Every time I saw and heard Lizard playing music alongside his team, I wondered if he would have been famous if not for the Revolution. It was so simple, really. One clarinet in B-flat, a kricketune that mimicked a cello beautifully, a masquerain who produced numerous percussive sounds by channeling air through her abdomen, and a male wigglytuff that sang bass notes. But the music they played was beautiful, nonetheless.

Sometimes, he would continue playing even after Ginger and Balrog had gone to sleep. On those nights where I wasn't due to wake Balrog up the next morning, I would stay up and listen to him. Initially, he was a little nervous being watched, but after a while, he admitted that it was nice to have someone who appreciated his efforts around.

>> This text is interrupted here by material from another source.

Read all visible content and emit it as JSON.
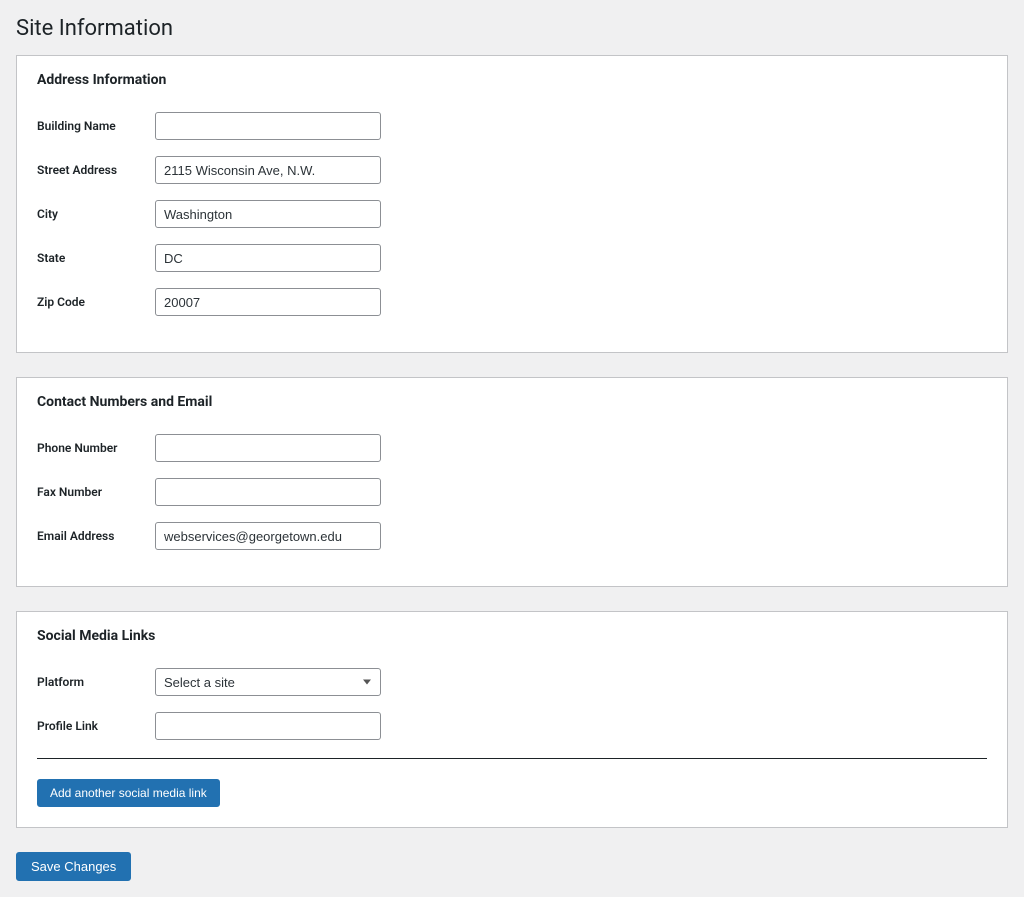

Even Newton and Silas enjoyed the music, really. The two of them would sit by my sides, leaning against me, and watch as our resident musicians did their thing. On the odd occasion that Lizard wanted solo practice, Ludwig almost invariably would curl up on my lap and ask to get a backrub, whereas Rusty and Evelyn would take a jaunt outside and grab some supper. And that was how I spent more than a few nights in relative happiness despite the world changing around us.

Those nights were eventually taken from us, though. Had I know how things were going to spiral out of control, and how rapidly they were about to do so, I probably would have allowed Silas and Newton to cuddle with Ludwig the night Lizard played one of his usual, haunting solos.

The moon was full, glowing, and somehow sinister, that night.